El viento infinito que azota este país tiene tres componentes que aumenta todo fuego: el miedo, las armas y el racismo. Para el estereotipo ciudadano medio de esta nación, tan mediatizada por el cine y la televisión, todo se divide alegremente entre buenos y malos, o colores, razas, acentos, religiones, coches, profesiones. América es un gran centro de etiquetado. Ellos no quieren que se lo digas pero son, etiquetadores. Ser racista tiene una connotación que muy pocos estaban dispuestos a aceptar. El racismo es parte de una mentalidad enferma, antigua y estéril que todavía se mantiene donde los océanos no llegan. Estados Unidos tiene un porcentaje de la población, muy alto, profundamente racista. Hay estudios que lo sitúan sobre el 30%; gentes que han estado ocultando esa animosidad colonizante del blanco europeo, que se impuso sobre las otras etnias con el poder de las armas. Las mezclas raciales han sido durante mucho tiempo anecdóticas, no ahora. La ya famosa apostilla, “sin complejos”, ha hecho manifestar públicamente sus creencias segregacionistas a muchos sin sentirse abochornados, ni señalados, por ideales que sugieren que su piel les ha otorgado la superioridad.

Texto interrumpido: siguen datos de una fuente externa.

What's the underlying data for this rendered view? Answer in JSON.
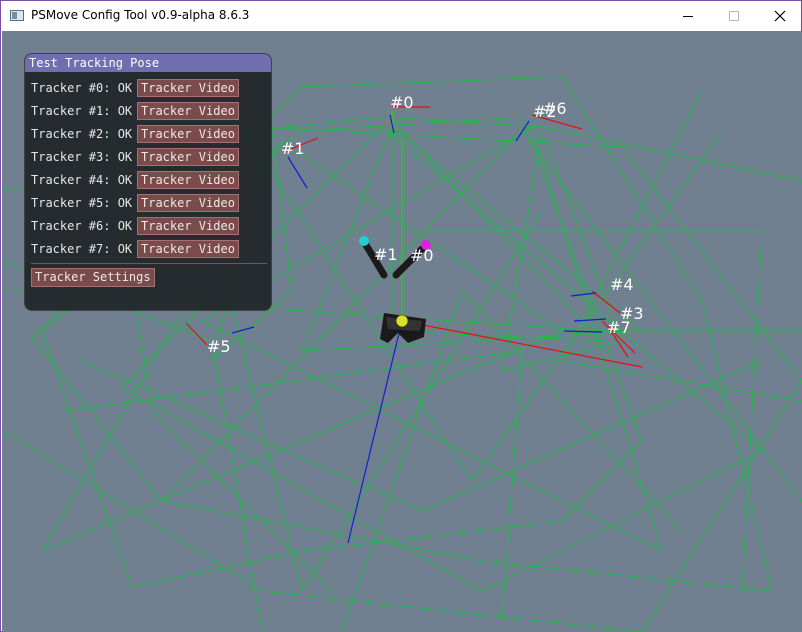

Por Concha Minguela / Iñaki Xavier Vélez Domingo
Hoy por hoy, y después de sus últimos tweets, cualquier americano que se declare pro-Trump es racista. No todos los republicanos lo son, no todos los demócratas no lo son. Antes esa marea supremacista estaba en la sombra, oculta, consumiendo su bilis con un presidente negro en la Casa Blanca, para muchos insoportable. Llegó el populismo buscando enemigos en los más débiles de la frontera sur. El populismo necesita enemigos y no adversarios; y ahí estaban los afroamericanos siempre aguantando el forzado papel secundario en un país políticamente correcto y donde el que se sale del discurso es apartado. Tengo que confesar que no me gusta la palabra afroamericano, por la misma regla semántica tendríamos que denominar a los blancos como euroamericanos. No seamos hipócritas, dejar el origen “afro” en la diplomática palabra separa a los ciudadanos de piel negra, o cualquier variación de pigmentación, en un paquete que los aleja de los derechos fundamentales, de las mismas oportunidades y sobre todo de no ser prejuzgados. Los hombres negros reciben sentencias de prisión 19,5 % más largas que los blancos con crímenes similares, según un estudio de la Comisión de Sentencias de EEUU.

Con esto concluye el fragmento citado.